Where the Rockheads had driven hard bargains with Earth, Murain's representatives drove none at all. They trusted their deliverers—the men of W.G.—to do the right thing. And the Earthmen, some of them, were doing the right thing—but for themselves.
Where the Martian democratic government had once lost to the fascists through force, it was now losing to friends who were rooking it, in a perfectly legitimate, businesslike way. The Commission on Exploration and Assessment had now become known off the record as A. & E.—assessment and exploitation. The business and industries which should have made the Martians prosper—which should have given them the schools and housing they had been robbed of by the Rockheads—these had their profits skimmed off and sent to Earth. The Martians had their freedom now, true, but they couldn't eat it or build with it.
Ylia pulled at Scott's sleeve.
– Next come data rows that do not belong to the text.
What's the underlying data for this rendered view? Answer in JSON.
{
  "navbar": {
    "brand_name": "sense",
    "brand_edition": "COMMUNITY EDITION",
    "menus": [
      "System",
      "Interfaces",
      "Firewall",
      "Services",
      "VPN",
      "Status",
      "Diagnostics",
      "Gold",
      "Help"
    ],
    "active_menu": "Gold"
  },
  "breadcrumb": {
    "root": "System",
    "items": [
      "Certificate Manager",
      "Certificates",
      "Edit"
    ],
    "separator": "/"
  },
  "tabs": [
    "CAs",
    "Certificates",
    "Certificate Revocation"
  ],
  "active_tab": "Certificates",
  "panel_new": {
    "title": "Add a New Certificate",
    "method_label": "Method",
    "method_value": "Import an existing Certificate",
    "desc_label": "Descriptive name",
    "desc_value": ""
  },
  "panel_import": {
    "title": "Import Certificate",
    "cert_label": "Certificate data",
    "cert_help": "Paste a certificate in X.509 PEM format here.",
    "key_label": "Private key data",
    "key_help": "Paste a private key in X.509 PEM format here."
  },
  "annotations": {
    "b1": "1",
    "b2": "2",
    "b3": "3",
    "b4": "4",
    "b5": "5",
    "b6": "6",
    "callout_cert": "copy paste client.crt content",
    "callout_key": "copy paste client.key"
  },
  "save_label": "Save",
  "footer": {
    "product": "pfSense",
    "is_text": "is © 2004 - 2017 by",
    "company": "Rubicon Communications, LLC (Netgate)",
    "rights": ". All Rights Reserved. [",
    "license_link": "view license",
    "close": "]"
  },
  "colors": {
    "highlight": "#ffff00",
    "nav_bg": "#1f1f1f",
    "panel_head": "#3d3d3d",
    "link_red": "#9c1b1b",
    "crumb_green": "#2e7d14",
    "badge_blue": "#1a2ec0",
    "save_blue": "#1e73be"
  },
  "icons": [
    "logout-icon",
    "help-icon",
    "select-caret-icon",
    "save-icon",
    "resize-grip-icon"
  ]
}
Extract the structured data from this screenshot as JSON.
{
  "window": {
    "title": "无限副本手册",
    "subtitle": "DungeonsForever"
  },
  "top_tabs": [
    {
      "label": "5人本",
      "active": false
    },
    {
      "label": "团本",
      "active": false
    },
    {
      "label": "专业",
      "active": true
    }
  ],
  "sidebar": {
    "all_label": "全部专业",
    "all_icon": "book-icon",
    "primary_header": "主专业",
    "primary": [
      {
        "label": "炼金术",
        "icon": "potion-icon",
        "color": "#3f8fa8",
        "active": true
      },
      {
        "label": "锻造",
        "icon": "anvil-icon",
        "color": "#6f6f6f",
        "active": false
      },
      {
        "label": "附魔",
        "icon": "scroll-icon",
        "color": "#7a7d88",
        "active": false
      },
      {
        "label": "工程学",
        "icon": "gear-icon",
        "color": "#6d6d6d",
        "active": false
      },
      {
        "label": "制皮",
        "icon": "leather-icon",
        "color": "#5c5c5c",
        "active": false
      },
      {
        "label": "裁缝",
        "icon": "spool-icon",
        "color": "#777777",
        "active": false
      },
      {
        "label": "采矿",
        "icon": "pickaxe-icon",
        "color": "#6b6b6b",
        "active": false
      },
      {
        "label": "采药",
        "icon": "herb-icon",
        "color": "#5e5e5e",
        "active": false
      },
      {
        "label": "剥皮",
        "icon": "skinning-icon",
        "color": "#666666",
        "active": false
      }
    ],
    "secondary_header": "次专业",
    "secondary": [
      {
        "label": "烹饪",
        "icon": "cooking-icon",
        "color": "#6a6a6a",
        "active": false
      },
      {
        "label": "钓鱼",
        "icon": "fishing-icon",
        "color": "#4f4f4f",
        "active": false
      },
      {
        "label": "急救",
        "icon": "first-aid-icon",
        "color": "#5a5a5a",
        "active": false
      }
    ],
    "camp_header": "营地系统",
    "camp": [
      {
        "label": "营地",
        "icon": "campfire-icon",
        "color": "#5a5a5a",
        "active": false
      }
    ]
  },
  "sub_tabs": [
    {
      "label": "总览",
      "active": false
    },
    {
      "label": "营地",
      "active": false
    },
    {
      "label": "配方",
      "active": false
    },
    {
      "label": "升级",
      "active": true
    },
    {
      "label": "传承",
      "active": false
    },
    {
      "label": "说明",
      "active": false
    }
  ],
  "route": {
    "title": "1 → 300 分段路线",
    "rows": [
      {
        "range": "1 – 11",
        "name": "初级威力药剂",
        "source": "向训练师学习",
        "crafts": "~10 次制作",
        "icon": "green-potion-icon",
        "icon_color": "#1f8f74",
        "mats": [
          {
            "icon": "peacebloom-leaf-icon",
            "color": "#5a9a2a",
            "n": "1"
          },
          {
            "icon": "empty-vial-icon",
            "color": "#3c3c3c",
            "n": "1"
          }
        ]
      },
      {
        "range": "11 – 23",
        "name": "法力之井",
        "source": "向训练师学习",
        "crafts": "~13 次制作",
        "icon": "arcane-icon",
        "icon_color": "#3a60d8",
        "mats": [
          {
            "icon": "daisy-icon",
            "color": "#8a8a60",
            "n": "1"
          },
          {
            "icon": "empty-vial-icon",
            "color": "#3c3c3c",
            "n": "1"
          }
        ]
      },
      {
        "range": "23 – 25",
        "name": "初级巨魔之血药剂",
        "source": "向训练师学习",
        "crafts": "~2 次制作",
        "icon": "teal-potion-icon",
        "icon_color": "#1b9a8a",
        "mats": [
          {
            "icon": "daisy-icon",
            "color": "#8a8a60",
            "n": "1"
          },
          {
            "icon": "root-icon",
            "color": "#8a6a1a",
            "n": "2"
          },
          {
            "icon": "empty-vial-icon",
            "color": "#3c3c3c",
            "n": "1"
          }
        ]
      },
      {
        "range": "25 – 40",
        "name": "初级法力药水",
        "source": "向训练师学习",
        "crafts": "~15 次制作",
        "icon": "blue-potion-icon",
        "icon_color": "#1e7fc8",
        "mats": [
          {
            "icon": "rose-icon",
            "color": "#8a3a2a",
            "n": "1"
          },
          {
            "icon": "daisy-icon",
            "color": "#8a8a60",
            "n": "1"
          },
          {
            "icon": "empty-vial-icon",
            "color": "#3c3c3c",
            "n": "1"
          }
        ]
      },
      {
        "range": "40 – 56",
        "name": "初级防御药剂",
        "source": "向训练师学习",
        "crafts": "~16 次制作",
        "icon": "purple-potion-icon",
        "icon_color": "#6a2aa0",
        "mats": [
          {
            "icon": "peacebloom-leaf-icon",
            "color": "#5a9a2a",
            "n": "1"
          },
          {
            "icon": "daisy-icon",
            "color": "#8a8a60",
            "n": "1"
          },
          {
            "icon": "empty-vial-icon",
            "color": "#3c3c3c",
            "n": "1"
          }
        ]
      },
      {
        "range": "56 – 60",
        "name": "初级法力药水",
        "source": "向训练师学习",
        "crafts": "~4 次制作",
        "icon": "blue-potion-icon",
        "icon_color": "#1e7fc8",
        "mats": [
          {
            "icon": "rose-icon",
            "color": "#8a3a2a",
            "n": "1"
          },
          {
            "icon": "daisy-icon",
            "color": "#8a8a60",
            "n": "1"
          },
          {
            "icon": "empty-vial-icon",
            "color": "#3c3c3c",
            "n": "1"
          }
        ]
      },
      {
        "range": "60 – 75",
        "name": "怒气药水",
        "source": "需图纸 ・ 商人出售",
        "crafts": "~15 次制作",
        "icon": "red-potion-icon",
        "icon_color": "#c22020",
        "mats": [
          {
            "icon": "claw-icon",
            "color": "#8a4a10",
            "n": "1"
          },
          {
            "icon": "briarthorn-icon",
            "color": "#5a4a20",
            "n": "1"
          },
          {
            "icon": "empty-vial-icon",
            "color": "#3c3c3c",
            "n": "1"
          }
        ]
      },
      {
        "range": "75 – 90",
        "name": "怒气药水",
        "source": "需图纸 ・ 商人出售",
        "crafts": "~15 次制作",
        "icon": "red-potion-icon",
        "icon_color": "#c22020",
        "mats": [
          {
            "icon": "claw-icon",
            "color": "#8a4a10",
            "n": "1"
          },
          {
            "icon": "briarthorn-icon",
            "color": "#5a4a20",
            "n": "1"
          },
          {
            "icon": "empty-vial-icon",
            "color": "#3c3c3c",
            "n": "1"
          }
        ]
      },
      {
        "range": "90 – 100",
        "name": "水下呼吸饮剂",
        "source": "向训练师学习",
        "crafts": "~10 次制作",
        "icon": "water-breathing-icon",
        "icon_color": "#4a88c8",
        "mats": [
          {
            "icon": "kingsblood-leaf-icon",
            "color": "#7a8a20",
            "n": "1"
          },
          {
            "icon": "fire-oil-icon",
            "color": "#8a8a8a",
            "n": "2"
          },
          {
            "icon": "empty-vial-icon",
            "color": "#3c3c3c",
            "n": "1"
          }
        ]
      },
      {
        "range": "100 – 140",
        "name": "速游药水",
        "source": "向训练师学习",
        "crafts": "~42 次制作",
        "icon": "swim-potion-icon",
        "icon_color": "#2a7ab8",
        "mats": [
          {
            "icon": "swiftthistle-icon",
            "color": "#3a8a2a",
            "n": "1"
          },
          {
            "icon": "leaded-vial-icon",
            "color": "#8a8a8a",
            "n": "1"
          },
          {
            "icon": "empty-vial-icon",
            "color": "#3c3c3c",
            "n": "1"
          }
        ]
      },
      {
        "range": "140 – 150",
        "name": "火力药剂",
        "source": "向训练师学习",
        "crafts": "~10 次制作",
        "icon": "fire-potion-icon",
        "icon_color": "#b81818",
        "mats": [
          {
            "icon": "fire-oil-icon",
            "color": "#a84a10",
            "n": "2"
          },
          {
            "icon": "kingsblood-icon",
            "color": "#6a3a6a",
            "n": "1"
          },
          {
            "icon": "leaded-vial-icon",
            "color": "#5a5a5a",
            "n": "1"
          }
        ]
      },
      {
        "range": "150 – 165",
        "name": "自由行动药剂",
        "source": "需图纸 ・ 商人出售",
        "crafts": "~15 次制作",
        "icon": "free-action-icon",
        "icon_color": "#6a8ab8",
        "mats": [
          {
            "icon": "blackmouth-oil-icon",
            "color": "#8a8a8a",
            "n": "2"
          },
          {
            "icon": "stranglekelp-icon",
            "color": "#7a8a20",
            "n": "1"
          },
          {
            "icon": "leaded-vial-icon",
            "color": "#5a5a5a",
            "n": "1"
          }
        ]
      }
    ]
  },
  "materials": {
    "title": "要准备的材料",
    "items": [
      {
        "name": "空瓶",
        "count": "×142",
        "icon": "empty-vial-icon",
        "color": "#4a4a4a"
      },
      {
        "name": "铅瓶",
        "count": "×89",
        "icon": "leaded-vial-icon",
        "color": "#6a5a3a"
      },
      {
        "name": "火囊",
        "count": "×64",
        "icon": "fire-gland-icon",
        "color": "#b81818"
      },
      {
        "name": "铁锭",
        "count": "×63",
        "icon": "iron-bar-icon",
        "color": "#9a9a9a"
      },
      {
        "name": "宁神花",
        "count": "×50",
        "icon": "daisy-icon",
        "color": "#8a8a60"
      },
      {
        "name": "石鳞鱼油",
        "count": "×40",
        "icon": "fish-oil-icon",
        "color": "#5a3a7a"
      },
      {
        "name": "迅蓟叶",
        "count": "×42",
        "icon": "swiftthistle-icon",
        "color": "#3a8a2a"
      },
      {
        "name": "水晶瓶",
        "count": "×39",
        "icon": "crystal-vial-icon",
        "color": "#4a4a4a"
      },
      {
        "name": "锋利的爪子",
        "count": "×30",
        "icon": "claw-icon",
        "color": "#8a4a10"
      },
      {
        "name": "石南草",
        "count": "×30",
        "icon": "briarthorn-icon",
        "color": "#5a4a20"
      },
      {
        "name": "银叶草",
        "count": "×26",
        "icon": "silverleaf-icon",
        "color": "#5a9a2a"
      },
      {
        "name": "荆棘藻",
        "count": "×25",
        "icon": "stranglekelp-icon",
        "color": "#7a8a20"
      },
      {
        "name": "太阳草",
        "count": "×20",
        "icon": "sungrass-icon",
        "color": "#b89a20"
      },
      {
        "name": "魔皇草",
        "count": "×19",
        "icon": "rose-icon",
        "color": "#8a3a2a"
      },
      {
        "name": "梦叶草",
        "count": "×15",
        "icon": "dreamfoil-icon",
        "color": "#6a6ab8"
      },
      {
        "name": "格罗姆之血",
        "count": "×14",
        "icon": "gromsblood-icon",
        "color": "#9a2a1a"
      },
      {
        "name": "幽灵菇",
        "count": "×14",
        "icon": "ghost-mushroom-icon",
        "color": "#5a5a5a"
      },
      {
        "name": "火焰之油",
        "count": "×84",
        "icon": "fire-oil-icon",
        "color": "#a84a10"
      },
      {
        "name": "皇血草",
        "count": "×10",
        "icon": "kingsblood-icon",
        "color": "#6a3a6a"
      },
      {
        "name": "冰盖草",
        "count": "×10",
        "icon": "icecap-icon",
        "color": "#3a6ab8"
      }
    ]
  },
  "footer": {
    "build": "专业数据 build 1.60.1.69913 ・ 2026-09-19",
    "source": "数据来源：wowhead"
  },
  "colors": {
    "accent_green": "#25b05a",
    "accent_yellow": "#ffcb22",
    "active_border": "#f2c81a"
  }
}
They turned down a side street and, at an old stone house that seemed as ancient as Mars itself, she led him through an archway and into a court. She knocked at a door, and, when it opened, took off her ridiculous mask and entered, beckoning Scott to follow.
They entered a room that was low and wide, furnished with a mixture of Earth and Mars styles, including some of those chairs which are geared to Martian dimensions—oversized headrest and, between closely-spaced arms, a seat that a plump Terrestrial either had to squeeze into, or avoid.
Of the three people in the room, Scott recognized two: Kring, Ylia's father, and Toby Black, a W.G. investigator whose real job was known to only a few and who posed as a sales manager for a construction firm. The guise enabled him to be places where the presence of a W.G. representative would be unwelcome. Here, possibly. The other Martian in the room looked familiar, but Scott couldn't place him.
Scott shook hands with Kring and let himself be introduced to Toby, although they'd had many a drink together in the Press Club bar and in less respectable places.
"And this is Mr. Rastol," Kring said of the familiar-looking Martian.
Then Scott remembered. Two days ago President Murain had decided on a man to fill the job of commerce minister in the Martian government, a post vacated through the death of a cabinet member. Murain had offered the job to Rastol. Scott had no idea what had prompted the offer. He felt sure that Murain hadn't acted of his own free choice; pressure must have been brought on him. Apparently it was a concession he felt it necessary to make—a sort of horse trade with some powerful leader in Parliament to get an administration bill through. All Scott knew, now that he remembered, was that Rastol was a Rockhead. Not an overt one, true. There was no blood on his hands, as far as anyone could prove. But Rastol had been a power in the totalitarian government lately voted out. Possibly Murain could find no one else for the job. Rastol had ability, of course, but he also had a tinge, if not a definite odor.
He had been brought to trial, under a W.G. indictment, but had been acquitted of complicity in any of the really unsavory doings of the Rockhead regime. Some had said it was lack of evidence, but newsmen covering the trial had a strong suspicion that several prosecution witnesses had been given bank accounts. And Rastol went free.